Um eine spätere Zusammenführung der Kinder mit ihren Eltern zu ermöglichen, hatte Irena Sendler die Namen und Decknamen der Kinder auf kleine Papierstreifen, die sie zusammenrollte, notiert. Die Papierröllchen hob sie in einem Marmeladeglas auf, das auf ihrem Küchentisch stand.
Bei ihrer Verhaftung konnte sie die Papierröllchen einer gerade anwesenden Freundin der Widerstandsgruppe zustecken. In der Achselhöhle versteckt konnte diese die „Namenslisten“ in Sicherheit bringen.

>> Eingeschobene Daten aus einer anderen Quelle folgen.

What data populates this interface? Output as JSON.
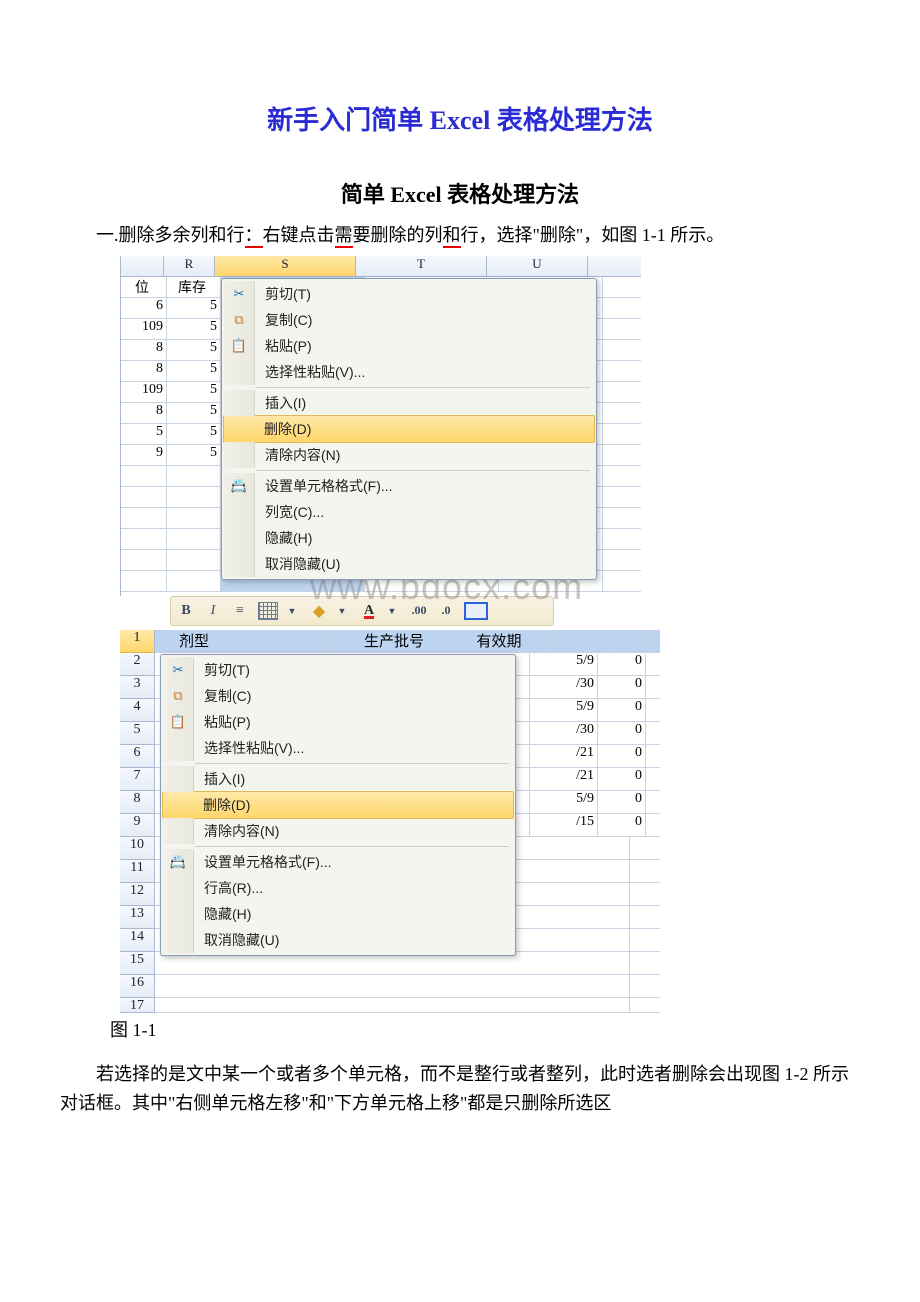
{
  "title": "新手入门简单 Excel 表格处理方法",
  "subtitle": "简单 Excel 表格处理方法",
  "para1_pre": "一.删除多余列和行",
  "para1_mid": "：",
  "para1_seg1": "右键点击",
  "para1_seg2": "需",
  "para1_seg3": "要删除的列",
  "para1_seg4": "和",
  "para1_seg5": "行，选择\"删除\"，如图 1-1 所示。",
  "watermark_text": "www.bdocx.com",
  "caption1": "图 1-1",
  "para2": "若选择的是文中某一个或者多个单元格，而不是整行或者整列，此时选者删除会出现图 1-2 所示对话框。其中\"右侧单元格左移\"和\"下方单元格上移\"都是只删除所选区",
  "sheet1": {
    "col_headers": [
      "",
      "R",
      "S",
      "T",
      "U"
    ],
    "left_header": [
      "位",
      "库存"
    ],
    "col1": [
      "6",
      "109",
      "8",
      "8",
      "109",
      "8",
      "5",
      "9"
    ],
    "col2": [
      "5",
      "5",
      "5",
      "5",
      "5",
      "5",
      "5",
      "5"
    ]
  },
  "context_menu": {
    "cut": "剪切(T)",
    "copy": "复制(C)",
    "paste": "粘贴(P)",
    "paste_special": "选择性粘贴(V)...",
    "insert": "插入(I)",
    "delete": "删除(D)",
    "clear": "清除内容(N)",
    "format": "设置单元格格式(F)...",
    "col_width": "列宽(C)...",
    "row_height": "行高(R)...",
    "hide": "隐藏(H)",
    "unhide": "取消隐藏(U)"
  },
  "sheet2": {
    "header_row": [
      "剂型",
      "",
      "生产批号",
      "有效期",
      ""
    ],
    "right_data": [
      [
        "5/9",
        "0"
      ],
      [
        "/30",
        "0"
      ],
      [
        "5/9",
        "0"
      ],
      [
        "/30",
        "0"
      ],
      [
        "/21",
        "0"
      ],
      [
        "/21",
        "0"
      ],
      [
        "5/9",
        "0"
      ],
      [
        "/15",
        "0"
      ]
    ]
  }
}
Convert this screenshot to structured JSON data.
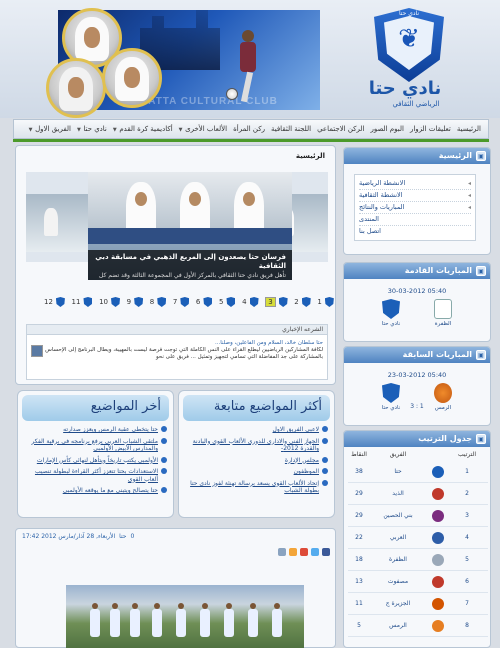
{
  "header": {
    "banner_caption": "HATTA CULTURAL CLUB",
    "logo_arc": "نادي حتا",
    "club_name": "نادي حتا",
    "club_subtitle": "الرياضي الثقافي"
  },
  "nav": {
    "items": [
      {
        "label": "الرئيسية",
        "dropdown": false
      },
      {
        "label": "تعليقات الزوار",
        "dropdown": false
      },
      {
        "label": "البوم الصور",
        "dropdown": false
      },
      {
        "label": "الركن الاجتماعي",
        "dropdown": false
      },
      {
        "label": "اللجنة الثقافية",
        "dropdown": false
      },
      {
        "label": "ركن المرأة",
        "dropdown": false
      },
      {
        "label": "الألعاب الأخرى",
        "dropdown": true
      },
      {
        "label": "أكاديمية كرة القدم",
        "dropdown": true
      },
      {
        "label": "نادي حتا",
        "dropdown": true
      },
      {
        "label": "الفريق الاول",
        "dropdown": true
      }
    ]
  },
  "main": {
    "title": "الرئيسية",
    "slide_caption_title": "فرسان حتا يصعدون إلى المربع الذهبي في مسابقة دبي الثقافية",
    "slide_caption_body": "تأهل فريق نادي حتا الثقافي بالمركز الأول في المجموعة الثالثة وقد تضم كل من...",
    "pager": [
      "12",
      "11",
      "10",
      "9",
      "8",
      "7",
      "6",
      "5",
      "4",
      "3",
      "2",
      "1"
    ],
    "pager_active": "3",
    "comments_head": "الشرعه الإخباري",
    "comment_meta": "حتا سلطان خالد، السلام ومن الفاعلين، وصلنا...",
    "comment_text": "لكافة المشاركين الرياضيين ليطلع القراء على النس الكاملة التي توجت فرصة ليست بالمهيية، ويطال البرنامج إلى الإحساس بالمشاركة على جد المفاضلة التي تسامي لتجهيز وتمثيل ... فريق على نحو"
  },
  "topics_popular": {
    "title": "أكثر المواضيع متابعة",
    "items": [
      "لاعبي الفريق الاول",
      "الجهاز الفني والاداري للدوري الألعاب القوى والبادنة والقدرة 2012-",
      "مجلس الإدارة",
      "الموظفون",
      "إتحاد الألعاب القوى يسعد برسالة تهنئة لفوز نادي حتا بطولة الشباب"
    ]
  },
  "topics_latest": {
    "title": "أخر المواضيع",
    "items": [
      "حتا يتخطى عقبة الرمس ويعزز صدارته",
      "ملتقى الشباب العربي يرفع برنامجه في برقية الفكر والمدارس الأبيض الأولمبي",
      "الأولمبي يكتب تاريخاً ويتأهل لنهائي كأس الإمارات",
      "الاستعدادات بحتا تتعزز أكثر القراءة لبطولة تنصيب ألعاب القوى",
      "حتا يتصالح ويتبنى مع ما يوقعه الأولمبي"
    ]
  },
  "post": {
    "date": "الأربعاء, 28 آذار/مارس 2012 17:42",
    "meta_1": "حتا",
    "meta_2": "0"
  },
  "sidebar": {
    "home": {
      "title": "الرئيسية",
      "items": [
        {
          "label": "الانشطة الرياضية",
          "arrow": true
        },
        {
          "label": "الانشطة الثقافية",
          "arrow": true
        },
        {
          "label": "المباريات والنتائج",
          "arrow": true
        },
        {
          "label": "المنتدى",
          "arrow": false
        },
        {
          "label": "اتصل بنا",
          "arrow": false
        }
      ]
    },
    "next_match": {
      "title": "المباريات القادمة",
      "date": "30-03-2012 05:40",
      "home": "نادي حتا",
      "away": "الظفرة"
    },
    "prev_match": {
      "title": "المباريات السابقة",
      "date": "23-03-2012 05:40",
      "home": "نادي حتا",
      "away": "الرمس",
      "score": "3 : 1"
    },
    "table": {
      "title": "جدول الترتيب",
      "headers": {
        "pts": "النقاط",
        "team": "الفريق",
        "rank": "الترتيب"
      },
      "rows": [
        {
          "pts": "38",
          "team": "حتا",
          "rank": "1",
          "color": "#1b5fb8"
        },
        {
          "pts": "29",
          "team": "الذيد",
          "rank": "2",
          "color": "#c0392b"
        },
        {
          "pts": "29",
          "team": "بني الحصين",
          "rank": "3",
          "color": "#7b2c7f"
        },
        {
          "pts": "22",
          "team": "العربي",
          "rank": "4",
          "color": "#2d5da8"
        },
        {
          "pts": "18",
          "team": "الظفرة",
          "rank": "5",
          "color": "#9aa8b8"
        },
        {
          "pts": "13",
          "team": "مصفوت",
          "rank": "6",
          "color": "#c0392b"
        },
        {
          "pts": "11",
          "team": "الجزيرة ج",
          "rank": "7",
          "color": "#d35400"
        },
        {
          "pts": "5",
          "team": "الرمس",
          "rank": "8",
          "color": "#e67e22"
        }
      ]
    }
  }
}
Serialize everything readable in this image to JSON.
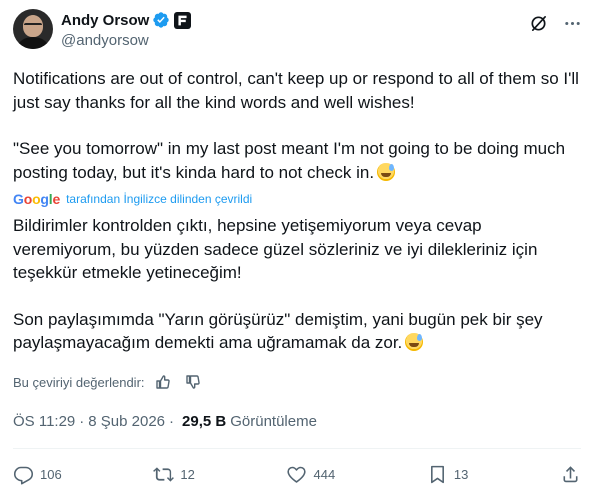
{
  "author": {
    "name": "Andy Orsow",
    "handle": "@andyorsow",
    "avatar_icon": "avatar-photo",
    "verified_color": "#1d9bf0"
  },
  "header_actions": [
    "grok-icon",
    "more-icon"
  ],
  "tweet": {
    "paragraph_1": "Notifications are out of control, can't keep up or respond to all of them so I'll just say thanks for all the kind words and well wishes!",
    "paragraph_2": "\"See you tomorrow\" in my last post meant I'm not going to be doing much posting today, but it's kinda hard to not check in."
  },
  "translation": {
    "provider": "Google",
    "label": "tarafından İngilizce dilinden çevrildi",
    "paragraph_1": "Bildirimler kontrolden çıktı, hepsine yetişemiyorum veya cevap veremiyorum, bu yüzden sadece güzel sözleriniz ve iyi dilekleriniz için teşekkür etmekle yetineceğim!",
    "paragraph_2": "Son paylaşımımda \"Yarın görüşürüz\" demiştim, yani bugün pek bir şey paylaşmayacağım demekti ama uğramamak da zor.",
    "rate_label": "Bu çeviriyi değerlendir:"
  },
  "meta": {
    "time": "ÖS 11:29",
    "separator": "·",
    "date": "8 Şub 2026",
    "views_count": "29,5 B",
    "views_label": "Görüntüleme"
  },
  "stats": {
    "replies": "106",
    "reposts": "12",
    "likes": "444",
    "bookmarks": "13"
  },
  "colors": {
    "text": "#0f1419",
    "secondary": "#536471",
    "link": "#1d9bf0"
  }
}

Sie vergrub sie in einem Einmachglas unter einem Apfelbaum in ihrem Garten.
Die Organisation Zegota konnte Irena Sendler durch Zahlung von Bestechungsgeldern an zwei SS-Männer, die sie am Tag der Hinrichtung laufen ließen, freibekommen.
Von der offiziell vollzogenen Hinrichtung erfuhr sie später über Anzeigetafeln der Besatzer. Irena Sendler änderte daraufhin ihre Identität und lebte unter falschem Namen bis zum Ende des Krieges im Untergrund.
Im Jahr 1965 wurde Irena Sendler von Yad Vashem mit dem Titel Gerechte unter den Völkern geehrt. Am 10. November 2003 erhielt sie mit dem Weißen Adler für Tapferkeit und großen Mut die höchste Auszeichnung Polens. 2007 wurde sie vom Warschauer Senat geehrt und war eine von 181 Nominierten für den Friedensnobelpreis 2007. Zudem erhielt sie 2007 die internationale Auszeichnung „Kavalier des Ordens des Lächelns“.
Auf die Frage der Schüler/innen warum Irena Sendler für diese Kinder ihr Leben riskierte antwortete die Autorin:
"Ihr Vater starb, als Irena sieben Jahre alt war. Aber sie prägte sich für immer seine Worte ein, dass man Menschen nur in gute und schlechte einteilt. Nationalität, Rasse, Religion haben keine Bedeutung. Nur was für ein Mensch jemand ist." Das Motto ihres Vaters sollte Irena für immer prägen. "Es ist immer deine erste Pflicht, einem in Not geratenen Menschen die Hand hinzustrecken."